We scan new podcasts and send you the top 5 insights daily.
Amit Sharan was hired at Tatari after spending years at Facebook convincing advertisers that TV was dead. He switched after seeing first-hand that brands were hitting a growth plateau on social platforms and needed new, scalable channels like TV to grow.
Meta is projected to surpass Google in ad revenue because it fundamentally understands entertainment, while Google's DNA is utilitarian and unsocial. Google failed at social media because its culture lacks an intuitive feel for it. In contrast, Mark Zuckerberg excels at identifying, acquiring (Instagram), and copying (Reels) engaging products that capture attention and, consequently, ad dollars.

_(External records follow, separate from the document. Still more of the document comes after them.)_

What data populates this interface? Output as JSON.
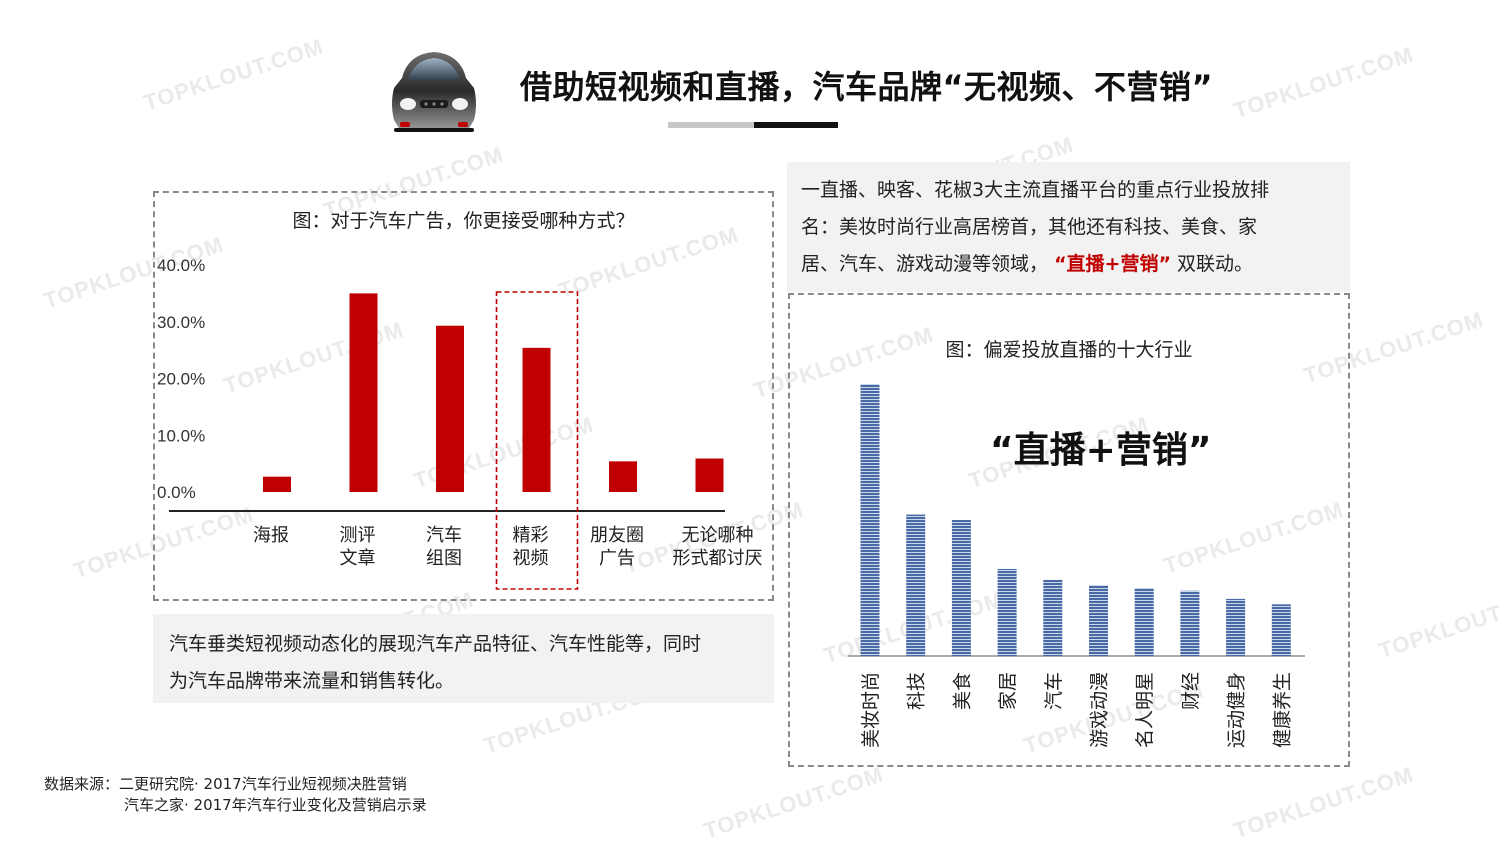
{
  "header": {
    "title": "借助短视频和直播，汽车品牌“无视频、不营销”",
    "icon": "car-icon"
  },
  "watermark_text": "TOPKLOUT.COM",
  "left_chart": {
    "title": "图：对于汽车广告，你更接受哪种方式？"
  },
  "right_chart": {
    "title": "图：偏爱投放直播的十大行业",
    "callout": "“直播+营销”"
  },
  "notes": {
    "left_line1": "汽车垂类短视频动态化的展现汽车产品特征、汽车性能等，同时",
    "left_line2": "为汽车品牌带来流量和销售转化。",
    "right_line1": "一直播、映客、花椒3大主流直播平台的重点行业投放排",
    "right_line2": "名：美妆时尚行业高居榜首，其他还有科技、美食、家",
    "right_line3_pre": "居、汽车、游戏动漫等领域，",
    "right_line3_hl": "“直播+营销”",
    "right_line3_post": "双联动。"
  },
  "source": {
    "line1": "数据来源：二更研究院· 2017汽车行业短视频决胜营销",
    "line2": "汽车之家·  2017年汽车行业变化及营销启示录"
  },
  "colors": {
    "bar_red": "#c00000",
    "bar_blue": "#4a6aa5",
    "highlight": "#c00000"
  },
  "chart_data": [
    {
      "type": "bar",
      "title": "图：对于汽车广告，你更接受哪种方式？",
      "categories": [
        "海报",
        "测评\n文章",
        "汽车\n组图",
        "精彩\n视频",
        "朋友圈\n广告",
        "无论哪种\n形式都讨厌"
      ],
      "values": [
        2.7,
        35.0,
        29.3,
        25.4,
        5.4,
        5.9
      ],
      "unit": "%",
      "ylim": [
        0,
        40
      ],
      "yticks": [
        "0.0%",
        "10.0%",
        "20.0%",
        "30.0%",
        "40.0%"
      ],
      "highlighted_category": "精彩\n视频",
      "grid": false
    },
    {
      "type": "bar",
      "title": "图：偏爱投放直播的十大行业",
      "categories": [
        "美妆时尚",
        "科技",
        "美食",
        "家居",
        "汽车",
        "游戏动漫",
        "名人明星",
        "财经",
        "运动健身",
        "健康养生"
      ],
      "values": [
        100,
        52,
        50,
        32,
        28,
        26,
        25,
        24,
        21,
        19
      ],
      "y_axis_shown": false,
      "grid": false
    }
  ]
}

Unlike the fragmented digital web, TV advertising is dominated by about 10 publishers. Tatari argues that direct, one-to-one tech integrations with these giants are superior to programmatic exchanges, as they eliminate intermediary fees, reduce fraud, and ensure brand safety in premium content.
When brands hit a point of diminishing returns on search and social media, TV becomes a critical next step. It provides incremental reach to new audiences, builds brand legitimacy, and can accelerate the path to purchase for customers discovered on other channels.
Marketers entering TV often focus on precise, performance-based targeting that generates initial results. The biggest challenge is convincing them to scale by shifting to a brand-building mindset, which involves using TV's broad reach to attract entirely new audiences who haven't heard of them yet.
Brands over-invest in TV, mistaking ad placement for consumer attention. Viewers are distracted during commercials. Social media ads, integrated into feeds, capture actual attention more effectively and provide better ROI, even for older demographics who are heavily on platforms like Facebook.
While platforms like Tatari have drastically reduced the entry point for TV advertising from millions to as low as $20,000, there is a practical floor. Brands spending less than $1.5 million annually on marketing are advised to focus on lower-hanging digital fruit before venturing into TV.
While streaming offers granular targeting, the broad, less-targeted nature of linear TV is a strategic advantage. It allows brands to build awareness and reach large audiences who fall outside narrow demographic or behavioral segments, which is crucial for scaling beyond a core customer base.
The goal of platforms like Tatari is to eliminate the complexity of TV ad buying, making it as simple as using a Tesla. By combining workflow automation and AI, a new CMO with no TV experience can key in their goals and have a data-backed media plan generated and executed with a few clicks.
Instead of trying to out-entertain a competitor using a celebrity like Ryan Reynolds, Tatari features its actual B2B customers in TV ads. This strategy leverages authenticity and social proof, which resonates more strongly with a professional audience that values peer validation over entertainment.
TV advertising directly boosts the performance of digital channels like Meta and Google Search. Rather than viewing it as a separate, top-of-funnel expense, marketers should understand its direct impact. Platforms like Tatari can even provide a "halo impact report" to quantify this lift.